Entry into Jerusalem (c. 1620), Pedro Orrente
“Hosanna to the Son of David… Hail Jesus, King of the Jews… Truly this was the Son of God…”
In a way, those three quotations from the various readings today capture the dramatic moments of today’s liturgy. Palm Sunday is such a fascinating liturgy because within it, from reading to reading, the drama intensifies, and where we end is a different place from where we began.
We began by gathering together, outside, not just recalling but reenacting the triumphant entry of Jesus into Jerusalem. This was the moment that all of Israel had been waiting for for centuries – an event that every Jewish child knew by heart, because their parents and grandparents had described to them what it would be like. The king of Israel, the Messiah, fulfilling the words of Zechariah, at last would enter into his own kingly city to take possession of his throne, to overthrow Israel’s oppressors, gather together the lost tribe, and finally establish a kingdom of justice and peace. Imagine then the joy and exultation of not only the disciples but all of the people of Jerusalem as, at last, their dream became reality. “Hosanna to the Son of David!,” cried the young and old alike, as this Jesus, the prophet from Nazareth, arrived in the city prepared for him.
And then, how quickly things change. For the people of the time, it took just a few days, and for us, in the liturgy, just a few moments, to shift from the triumphal joy of the entrance into Jerusalem into the cruel humiliation and sorrow of the passion, the Cross, and the death of Christ. Whatever expectations had been present, whatever anticipations the disciples and others had established in their minds, quickly disappeared in the face of such brutality and bewilderment. The mouths that been full of praise and adulation for Jesus a few days before, now spat at him and cursed. “Hail, King of the Jews!”, they mocked. Behold the Christ, who came to bring liberty to those enslaved, now himself made captive; behold the Lord, who welcomed all, rejected and abandoned by all.
And so, as I said, in this liturgy, we bear this stark contrast in mind: that Christ has rejected what the world deemed as royal and noble so that he might more fully share in the weakness of our humanity. Jesus indeed came as our king, but not as a king who desires to rule and to dominate us. He entered into Jerusalem not to take possession of what was rightly his, but, as St. Paul says, to empty himself to the fullest degree. For our sake, he desired to experience the depth of every pain, every humiliation, every suffering that we ourselves might experience, even to the point of a criminal’s execution – so that everything in the human condition might also be the experience of God himself, and so also redeemed by God himself. Surely that was the realization of the centurions who, looking upon the face of the crucified Jesus, exclaimed, “Truly, this was the Son of God.”

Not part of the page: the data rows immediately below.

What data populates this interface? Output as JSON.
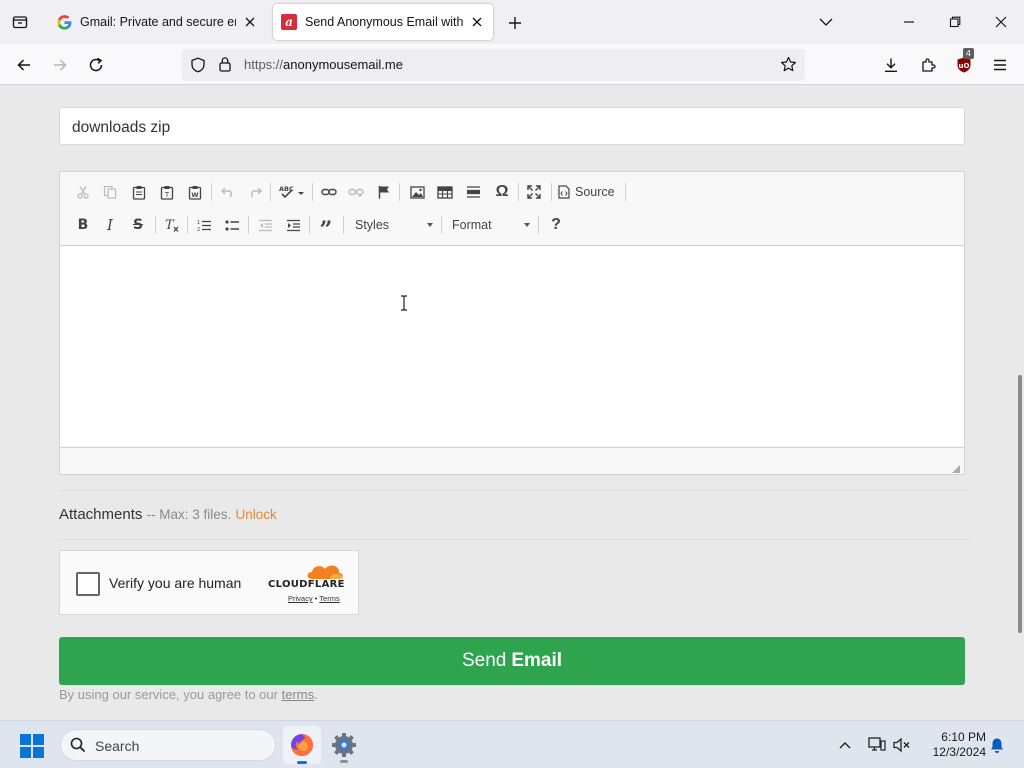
{
  "browser": {
    "tabs": [
      {
        "title": "Gmail: Private and secure email at no cost | Google Workspace",
        "active": false,
        "favicon": "google-g-icon"
      },
      {
        "title": "Send Anonymous Email with the Best Anonymous Email Service",
        "active": true,
        "favicon": "anonymousemail-logo-icon"
      }
    ],
    "url_prefix": "https://",
    "url_host": "anonymousemail.me",
    "extension_badge": "4"
  },
  "form": {
    "subject_value": "downloads zip",
    "toolbar": {
      "source_label": "Source",
      "styles_label": "Styles",
      "format_label": "Format",
      "help_label": "?"
    },
    "attachments": {
      "label": "Attachments",
      "note": "-- Max: 3 files.",
      "unlock": "Unlock"
    },
    "captcha": {
      "label": "Verify you are human",
      "brand": "CLOUDFLARE",
      "privacy": "Privacy",
      "sep": "•",
      "terms": "Terms"
    },
    "send_prefix": "Send",
    "send_bold": "Email",
    "tos_text": "By using our service, you agree to our",
    "tos_link": "terms",
    "tos_end": "."
  },
  "taskbar": {
    "search_label": "Search",
    "time": "6:10 PM",
    "date": "12/3/2024"
  },
  "colors": {
    "send_button": "#2ea44f",
    "unlock_link": "#e58a2e",
    "cloudflare_orange": "#f48120"
  }
}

My friends, as we enter into this most Holy Week, we know that we will end it in a far different place from where we begin it. We are called to walk this Passion journey with Christ, and so to be changed with him. Each day this week, let us take a moment to reflect upon this momentous love of God, upon this wondrous love of the King who desires only to reign in our hearts. As we walk the steps of our week, let us bear in a conscious way – in our minds, in our hearts, in all of our experiences – the certainty that we have a king who desires to exalt us in our lowest moments, who desires to lift from us our burdens, who desires to place upon us his kingly favor. May we look upon the humility of a God who humbled himself even to the point of death, so as to save us from eternal death, and find there the strength to say, with love and awe,
Hosanna to the Son of David… Hail Jesus, King of the Jews… truly, the Son of God!